— Не сержусь, Атя, нет… За что же?.. А только скверно, иной раз так на душе скверно, что хоть пулю в лоб. Не могу я больше, не могу, мочи моей нет!..
— Ну полно, полно, — видимо, о другом думая, утешал его Рылеев: — ведь уж недолго теперь, потерпи как-нибудь… А в Царское зачем ездил?
— В Царское? Сам знаешь… Эх, брат, ведь только прицелиться. В десяти шагах. Один одинешенек. Точно дразнит…
— Да ведь сам говоришь: убить не штука, а надо, чтобы…
— Ну, да уж знаю, знаю. А только не могу больше… Господи! Господи! Когда же?
— Да говорю же — скоро. Ну вот, ей Богу, вот тебе крест! — перекрестился Рылеев на образ, точно так же, как намедни в беседе с Голицыным. — Ты, ты один — и больше никого! Так и знай. И Думу о том известим, и срок назначим. Ты достоин… Я же знаю, Петя милый, ты один достоин.
В глазах Каховского загорелось что-то, как блеск отточенной стали. А Рылеев смотрел на него, как точильщик, который пробует нож: остер ли? — Да, остер.

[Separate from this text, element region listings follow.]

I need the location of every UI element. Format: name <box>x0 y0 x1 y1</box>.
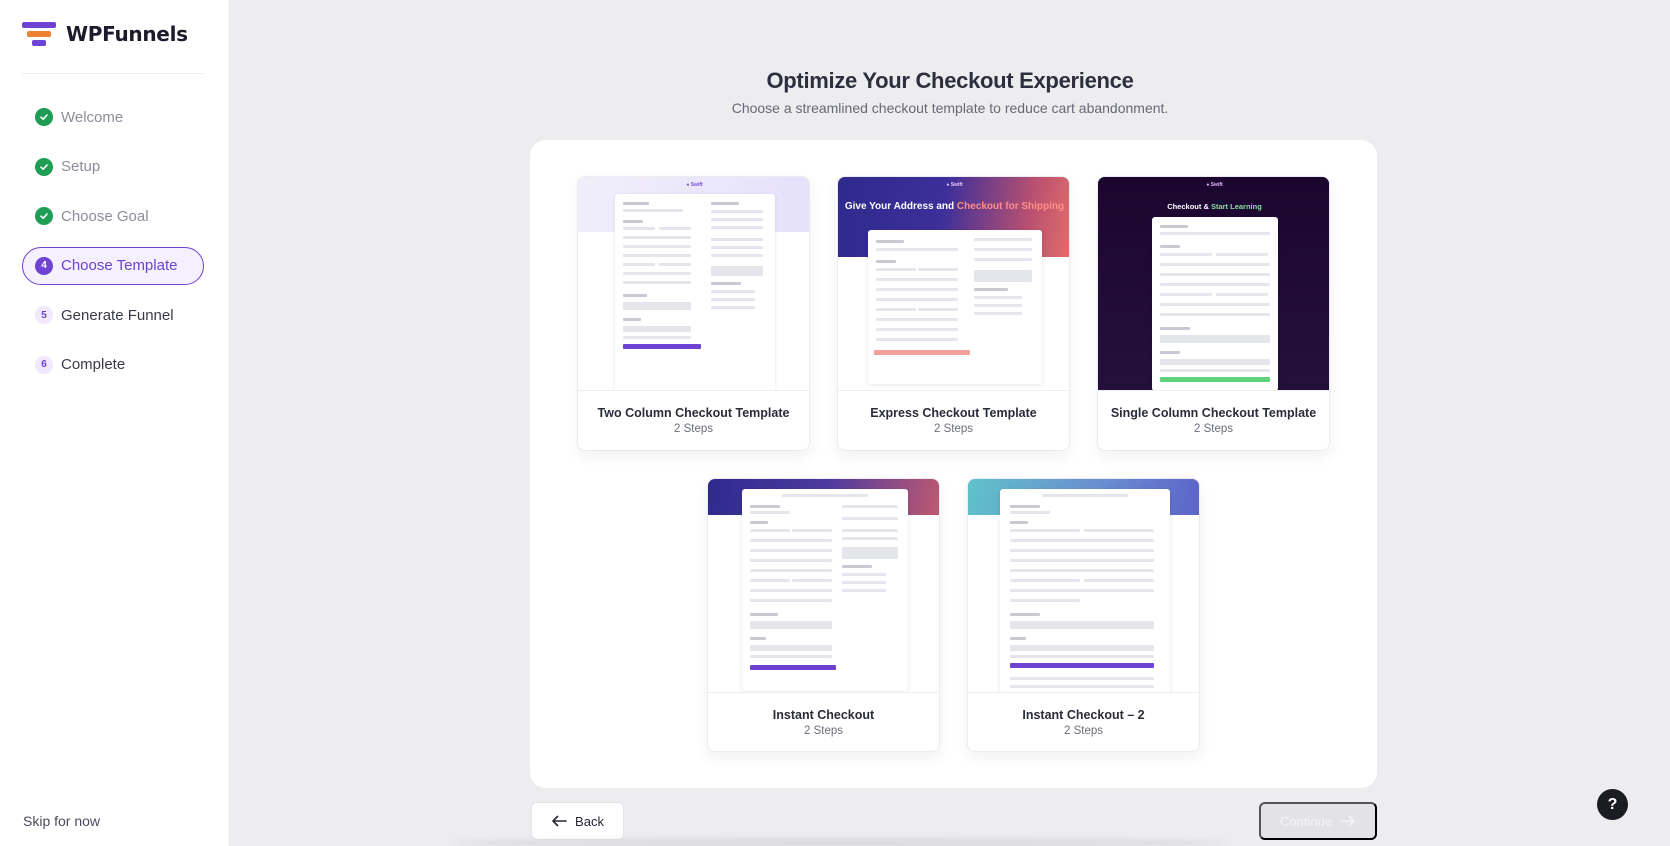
wizard-steps: Welcome Setup Choose Goal 4 Choose Templ… <box>22 98 204 395</box>
step-welcome[interactable]: Welcome <box>22 98 204 136</box>
hero-text-a: Give Your Address and <box>844 201 955 212</box>
template-steps-count: 2 Steps <box>674 423 713 435</box>
step-generate-funnel[interactable]: 5 Generate Funnel <box>22 296 204 334</box>
brand-name: WPFunnels <box>66 22 188 46</box>
step-setup[interactable]: Setup <box>22 148 204 186</box>
template-steps-count: 2 Steps <box>804 725 843 737</box>
step-choose-template[interactable]: 4 Choose Template <box>22 246 204 285</box>
template-panel: ● Swift Two Column Checkout Template 2 S… <box>530 140 1377 788</box>
continue-button[interactable]: Continue <box>1259 802 1377 840</box>
brand-logo[interactable]: WPFunnels <box>22 20 188 48</box>
arrow-right-icon <box>1340 815 1355 827</box>
arrow-left-icon <box>552 815 567 827</box>
step-label: Setup <box>61 158 101 175</box>
template-card-instant-checkout-2[interactable]: Instant Checkout – 2 2 Steps <box>967 478 1200 752</box>
step-number-badge: 5 <box>35 306 53 324</box>
template-name: Two Column Checkout Template <box>597 406 790 420</box>
hero-text-b: Checkout for Shipping <box>956 201 1065 212</box>
template-preview <box>708 479 939 693</box>
step-label: Generate Funnel <box>61 306 174 324</box>
template-name: Express Checkout Template <box>870 406 1037 420</box>
template-preview <box>968 479 1199 693</box>
continue-label: Continue <box>1279 813 1333 829</box>
hero-text-b: Start Learning <box>1210 202 1262 211</box>
step-number-badge: 4 <box>35 256 53 275</box>
step-number-badge: 6 <box>35 355 53 374</box>
template-preview: ● Swift Checkout & Start Learning <box>1098 177 1329 391</box>
template-steps-count: 2 Steps <box>1064 725 1103 737</box>
template-preview: ● Swift <box>578 177 809 391</box>
template-preview: ● Swift Give Your Address and Checkout f… <box>838 177 1069 391</box>
page-title: Optimize Your Checkout Experience <box>766 68 1134 93</box>
template-steps-count: 2 Steps <box>1194 423 1233 435</box>
step-label: Choose Template <box>61 257 178 274</box>
step-label: Welcome <box>61 108 124 126</box>
step-label: Complete <box>61 356 126 373</box>
template-card-express[interactable]: ● Swift Give Your Address and Checkout f… <box>837 176 1070 451</box>
back-button[interactable]: Back <box>531 802 624 840</box>
help-button[interactable]: ? <box>1597 789 1628 820</box>
check-circle-icon <box>35 207 53 225</box>
check-circle-icon <box>35 157 53 176</box>
funnel-logo-icon <box>22 20 56 48</box>
back-label: Back <box>575 813 604 829</box>
sidebar: WPFunnels Welcome Setup Choose Goal 4 Ch… <box>0 0 230 846</box>
template-name: Instant Checkout – 2 <box>1022 708 1145 722</box>
hero-text-a: Checkout & <box>1167 202 1209 211</box>
check-circle-icon <box>35 108 53 126</box>
template-card-single-column[interactable]: ● Swift Checkout & Start Learning Single… <box>1097 176 1330 451</box>
step-complete[interactable]: 6 Complete <box>22 346 204 384</box>
step-choose-goal[interactable]: Choose Goal <box>22 197 204 235</box>
template-name: Instant Checkout <box>772 708 875 722</box>
step-label: Choose Goal <box>61 207 149 225</box>
bottom-shadow <box>450 838 1230 846</box>
sidebar-divider <box>22 73 204 74</box>
template-name: Single Column Checkout Template <box>1110 406 1317 420</box>
template-card-instant-checkout[interactable]: Instant Checkout 2 Steps <box>707 478 940 752</box>
page-subtitle: Choose a streamlined checkout template t… <box>731 100 1169 116</box>
skip-for-now-link[interactable]: Skip for now <box>23 813 100 829</box>
template-card-two-column[interactable]: ● Swift Two Column Checkout Template 2 S… <box>577 176 810 451</box>
template-steps-count: 2 Steps <box>934 423 973 435</box>
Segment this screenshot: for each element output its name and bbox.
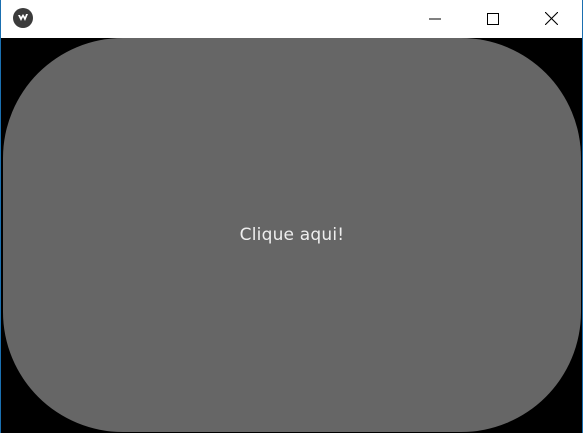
window-content: Clique aqui! — [1, 38, 582, 433]
title-bar[interactable] — [1, 0, 582, 38]
maximize-button[interactable] — [464, 0, 522, 38]
close-icon — [544, 10, 558, 29]
app-window: Clique aqui! — [0, 0, 583, 433]
kivy-app-icon[interactable] — [13, 8, 33, 28]
close-button[interactable] — [522, 0, 580, 38]
click-here-button-label: Clique aqui! — [239, 225, 345, 245]
maximize-icon — [487, 10, 499, 29]
minimize-icon — [429, 10, 441, 29]
minimize-button[interactable] — [406, 0, 464, 38]
click-here-button[interactable]: Clique aqui! — [3, 38, 581, 432]
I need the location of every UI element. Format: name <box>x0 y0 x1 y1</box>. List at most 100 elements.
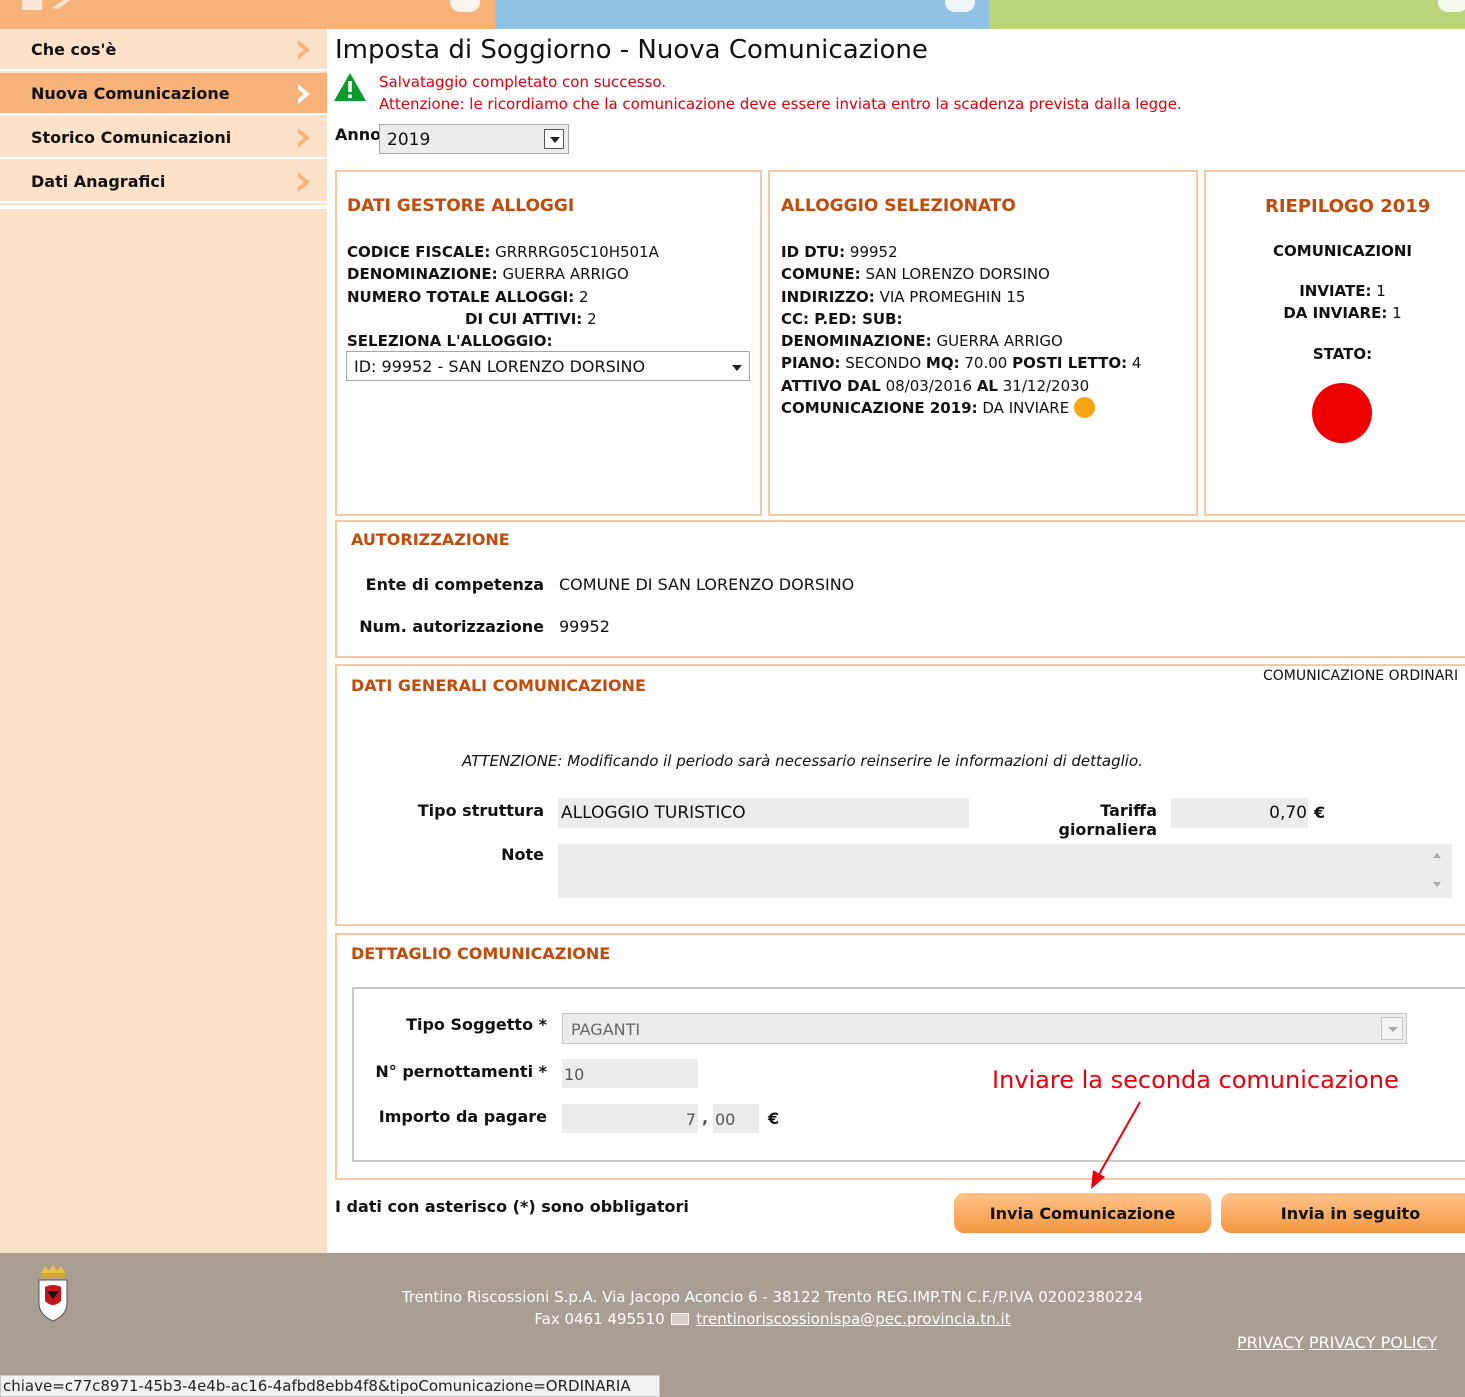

Бестужев, при начале беседы, вышел в гостиную, чтобы не мешать; потом, когда они ушли в кабинет, вернулся в столовую, присел к огню, закурил было трубку, но уронил ее на пол и задремал. Видел во сне, будто мечет банк, загребает кучи золота, а цыганка Малярка сидит у него на коленях, щекочет, смеется, путает игру. Проснулся с досадою, не кончив приятного сна, когда вышли из кабинета Каховский с Рылеевым, Рылеев посмотрел на часы: ему надо было зайти в правление Российско-Американской Компании, перед завтраком. Собрался и Бестужев, вспомнив о предстоящем визите тетушке-имениннице.
— Подвезти вас, Каховский?
— Благодарю, я привык пешком. Да и не по дороге нам.